I did that journey many times. The lock staff is very nice and give assistance to pleasure boats. Of course, when there are 75, 80 or 100 pleasure boats in a lock, and 15 million gallons of water are turned out of the lock to enable the boats to get at a lower or higher level, the water eddies heavily. But, the personnel at the lock-gate is very kind and co-operate fully with those pleasure-boats. It happens however that the pleasure-boats are not the only ones to use the seaway. There are also-and it was mainly for them that it was built-ships from the Great Lakes, from Toronto going to Montreal, to Quebec, to the open sea or still further. It is obvious that those ships, without having priority, will go through before a simple pleasure-boat, as the personnel at the lock-gates will wait until there are many pleasure-boats to let them go through. That means that going through those two lock-gates may take sometimes six or eight hours. On the other hand when a whole party of pleasure-boats comes in at the same time, then they have precedence if their coming was made known beforehand, and the crossing will be a matter of a couple of hours.

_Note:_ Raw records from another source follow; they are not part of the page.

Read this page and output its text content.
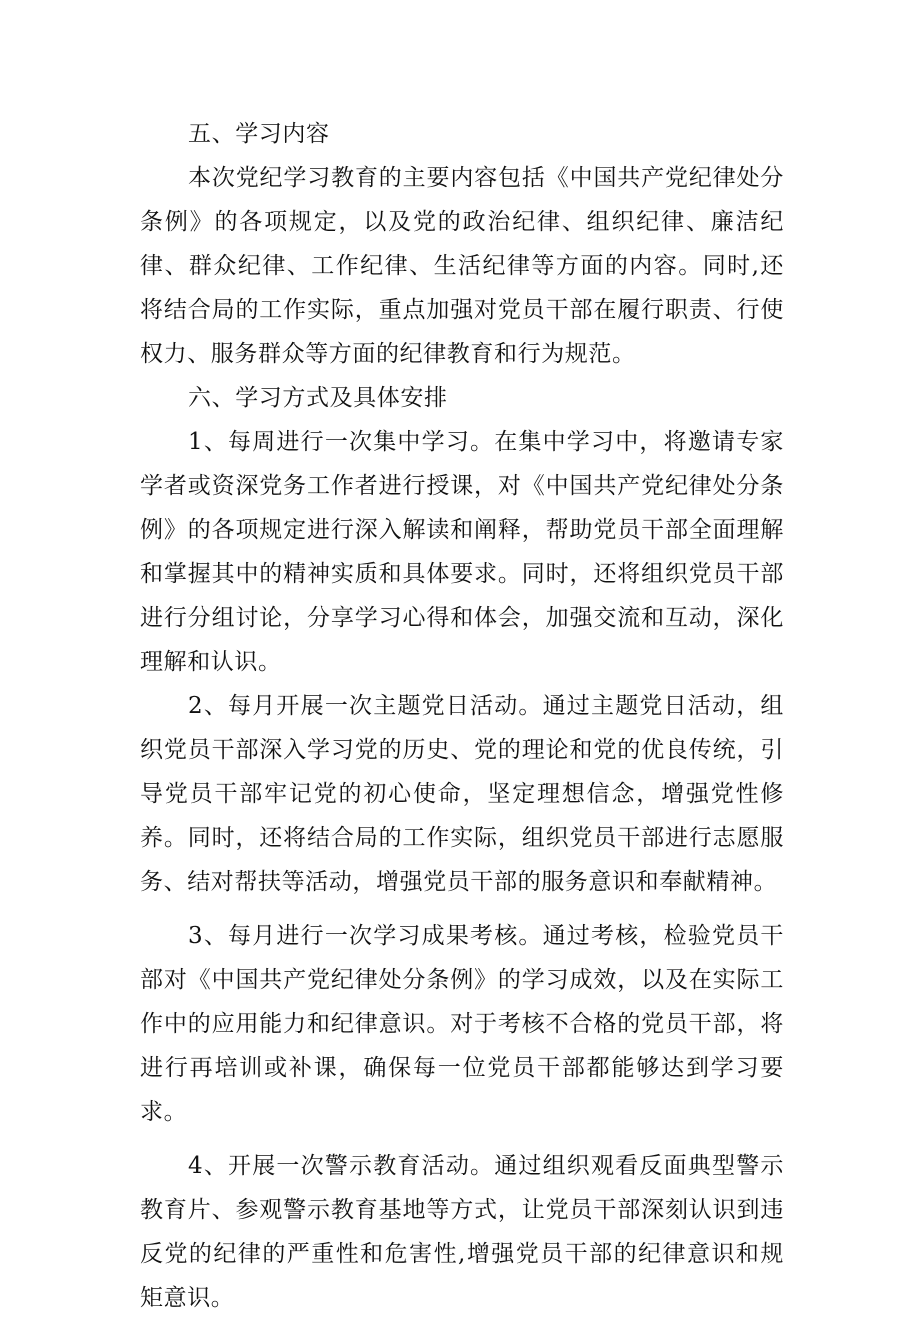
五、学习内容

本次党纪学习教育的主要内容包括《中国共产党纪律处分条例》的各项规定，以及党的政治纪律、组织纪律、廉洁纪律、群众纪律、工作纪律、生活纪律等方面的内容。同时,还将结合局的工作实际，重点加强对党员干部在履行职责、行使权力、服务群众等方面的纪律教育和行为规范。

六、学习方式及具体安排

1、每周进行一次集中学习。在集中学习中，将邀请专家学者或资深党务工作者进行授课，对《中国共产党纪律处分条例》的各项规定进行深入解读和阐释，帮助党员干部全面理解和掌握其中的精神实质和具体要求。同时，还将组织党员干部进行分组讨论，分享学习心得和体会，加强交流和互动，深化理解和认识。

2、每月开展一次主题党日活动。通过主题党日活动，组织党员干部深入学习党的历史、党的理论和党的优良传统，引导党员干部牢记党的初心使命，坚定理想信念，增强党性修养。同时，还将结合局的工作实际，组织党员干部进行志愿服务、结对帮扶等活动，增强党员干部的服务意识和奉献精神。

3、每月进行一次学习成果考核。通过考核，检验党员干部对《中国共产党纪律处分条例》的学习成效，以及在实际工作中的应用能力和纪律意识。对于考核不合格的党员干部，将进行再培训或补课，确保每一位党员干部都能够达到学习要求。

4、开展一次警示教育活动。通过组织观看反面典型警示教育片、参观警示教育基地等方式，让党员干部深刻认识到违反党的纪律的严重性和危害性,增强党员干部的纪律意识和规矩意识。
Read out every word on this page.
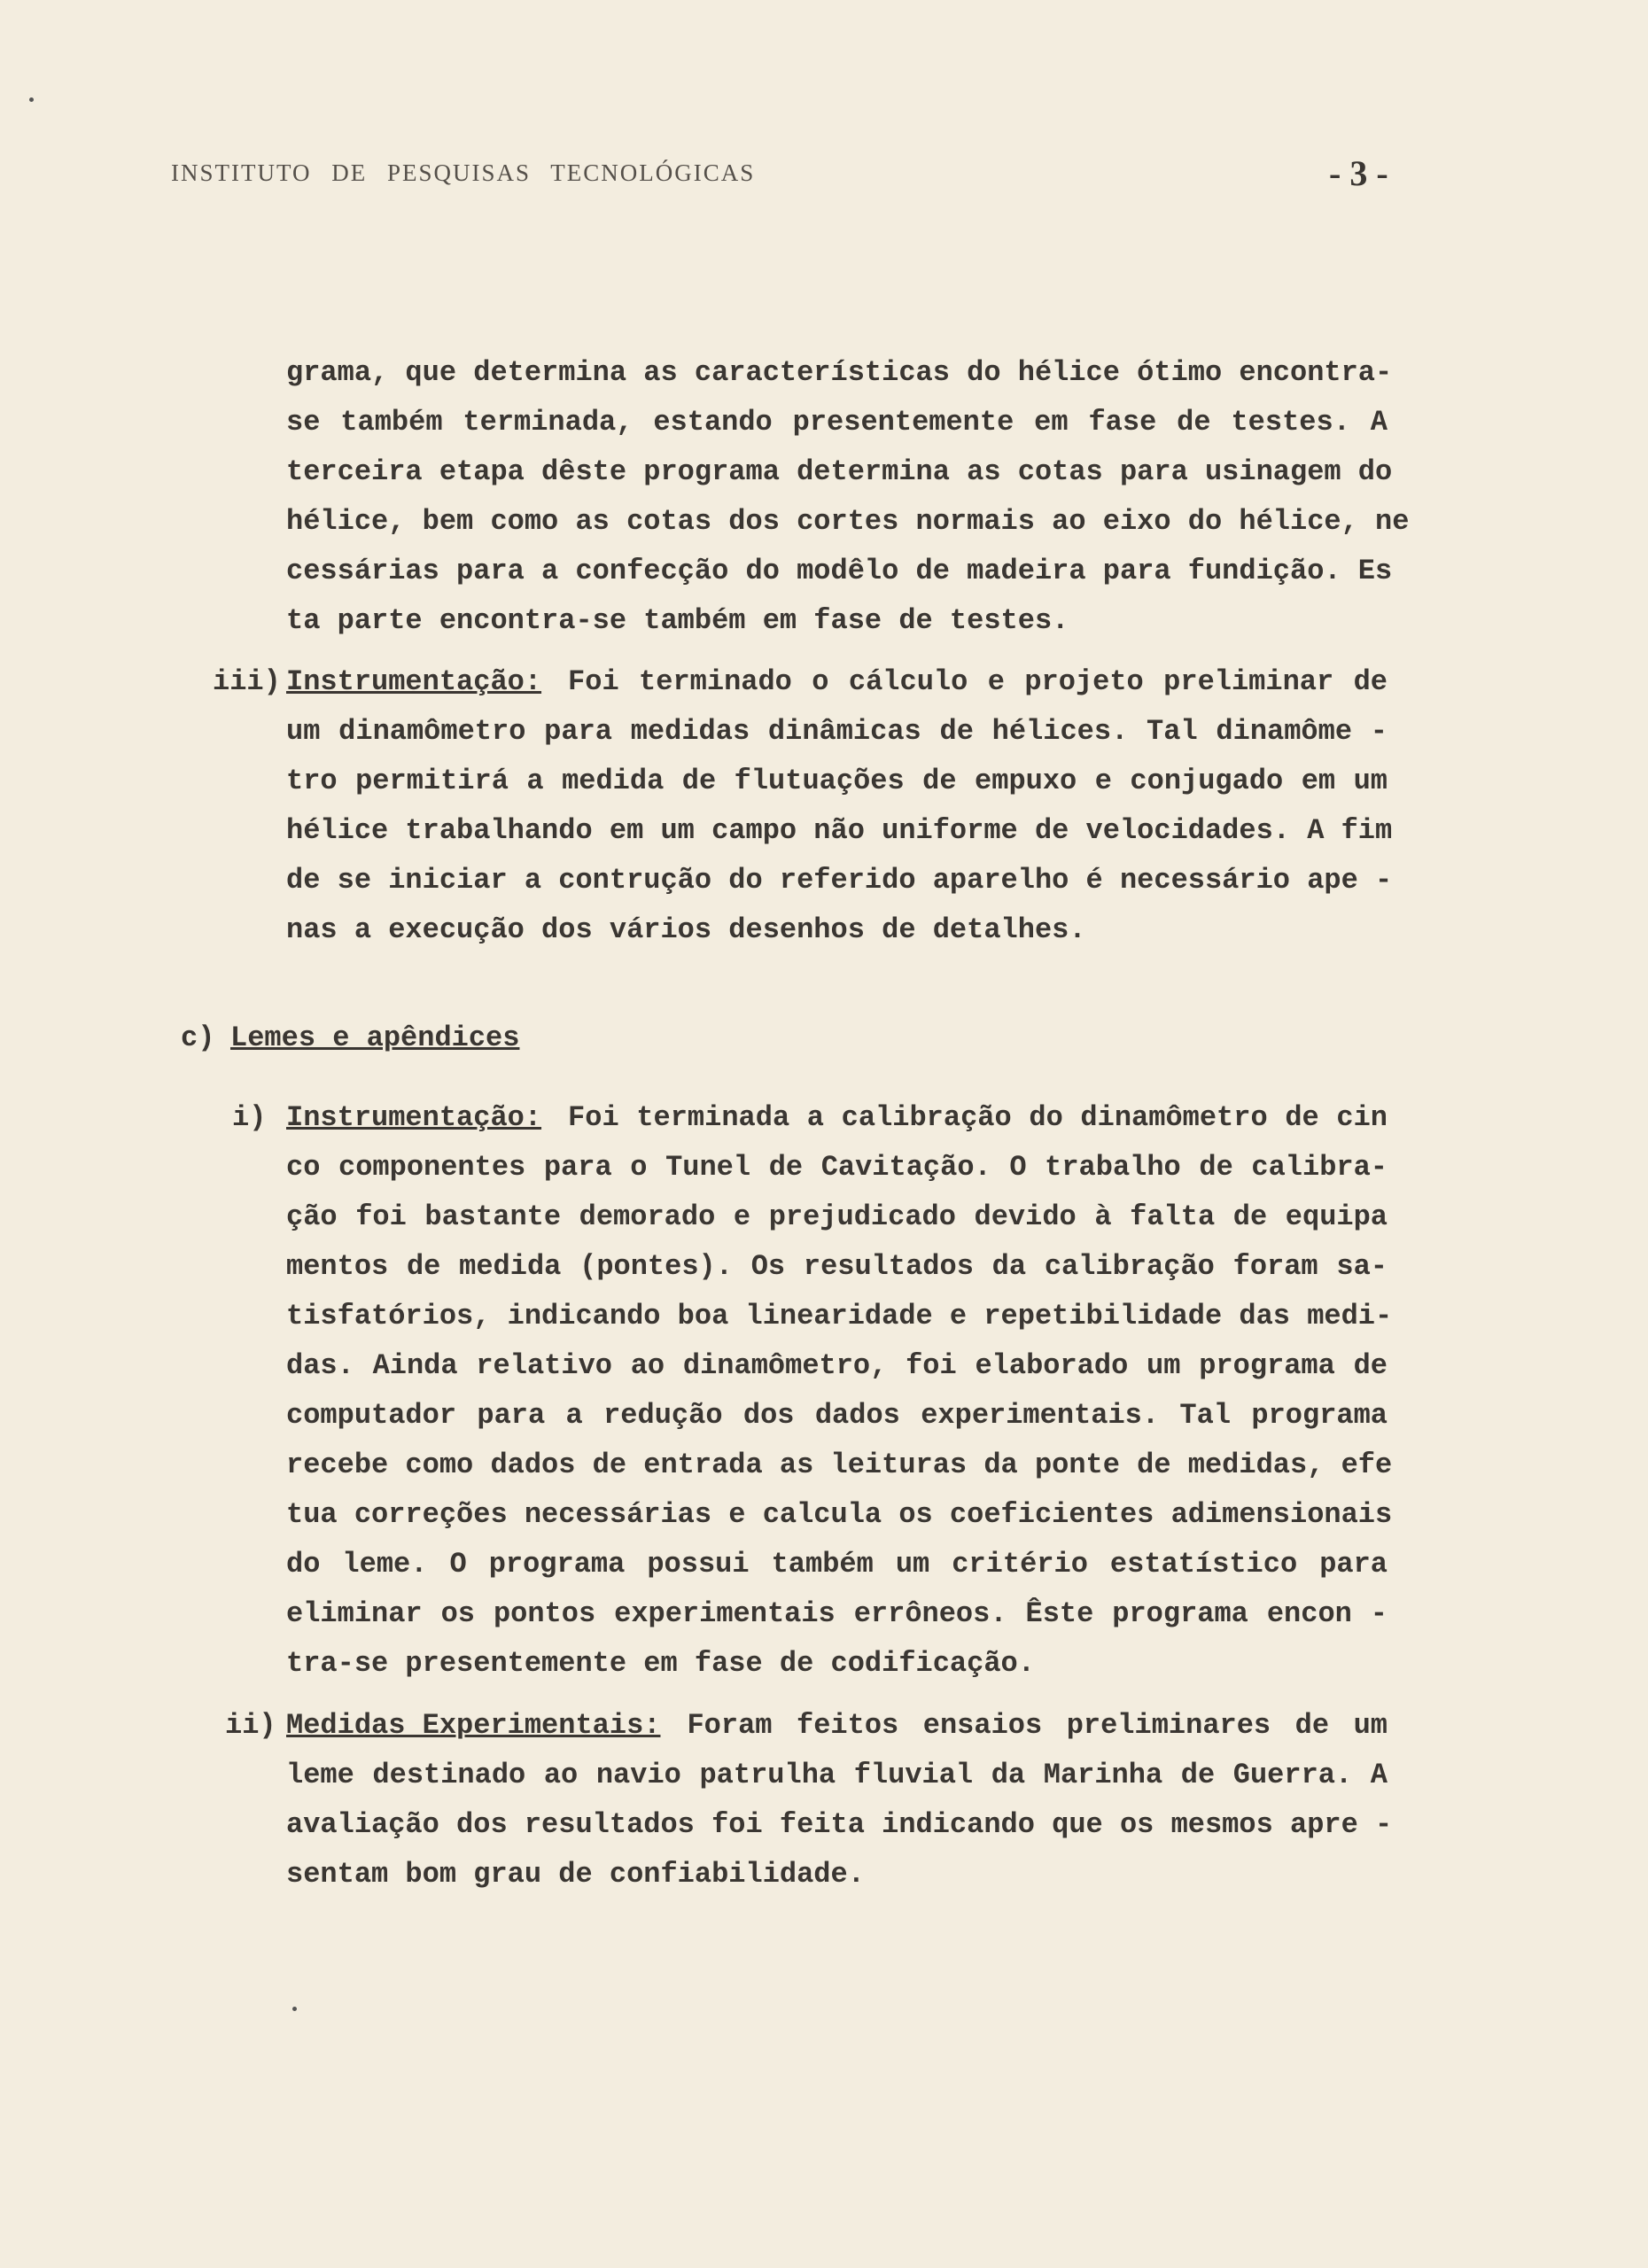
INSTITUTO DE PESQUISAS TECNOLÓGICAS	- 3 -
grama, que determina as características do hélice ótimo encontra-
se também terminada, estando presentemente em fase de testes. A
terceira etapa dêste programa determina as cotas para usinagem do
hélice, bem como as cotas dos cortes normais ao eixo do hélice, ne
cessárias para a confecção do modêlo de madeira para fundição. Es
ta parte encontra-se também em fase de testes.
iii) Instrumentação: Foi terminado o cálculo e projeto preliminar de
um dinamômetro para medidas dinâmicas de hélices. Tal dinamôme -
tro permitirá a medida de flutuações de empuxo e conjugado em um
hélice trabalhando em um campo não uniforme de velocidades. A fim
de se iniciar a contrução do referido aparelho é necessário ape -
nas a execução dos vários desenhos de detalhes.
c) Lemes e apêndices
i) Instrumentação: Foi terminada a calibração do dinamômetro de cin
co componentes para o Tunel de Cavitação. O trabalho de calibra-
ção foi bastante demorado e prejudicado devido à falta de equipa
mentos de medida (pontes). Os resultados da calibração foram sa-
tisfatórios, indicando boa linearidade e repetibilidade das medi-
das. Ainda relativo ao dinamômetro, foi elaborado um programa de
computador para a redução dos dados experimentais. Tal programa
recebe como dados de entrada as leituras da ponte de medidas, efe
tua correções necessárias e calcula os coeficientes adimensionais
do leme. O programa possui também um critério estatístico para
eliminar os pontos experimentais errôneos. Êste programa encon -
tra-se presentemente em fase de codificação.
ii) Medidas Experimentais: Foram feitos ensaios preliminares de um
leme destinado ao navio patrulha fluvial da Marinha de Guerra. A
avaliação dos resultados foi feita indicando que os mesmos apre -
sentam bom grau de confiabilidade.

But, there would be a way to cope with that. Before the building of the St. Lawrence seaway, there was the Lachine canal that enabled boats to go from Lake St. Louis to the St. Lawrence river. The Lachine canal is still there. It may not be able to absorb the shipping from the great lakes, but it could be used for the pleasure boats. It would be an attraction for the city of Montreal to see all those small pleasure boats use the Lachine canal to pass from the Ottawa river to the St. Lawrence river.
[DOT] (9:30 p.m.)
I wonder if the minister could not take this problem into consideration. I am not asking him to give me an answer tonight because he probably does not have all the data at hand, but he could have an investigation made which might prove advisable to keep the Lachine canal in use for the pleasure boats which will become increasingly numerous. It is a holiday activity which will develop as rapidly as all the others. Might it not be timely to make the necessary survey before the Lachine canal is completely blocked and we then have to get it back in working order

March 25, 1968
for the owners of pleasure boats who might want to use it?
I therefore hope that the hon. minister will be willing to take this into consideration, because it might prove useful to a large part of the population. Some come from Ontario, from the great lakes, there are some from Quebec that go to Ontario and it would encourage the movement of small boats.
I therefore ask the hon. minister to take the matter into consideration, to have a study made of it and perhaps, when his next estimates come up, he can give me an answer on the problem I have just brought up.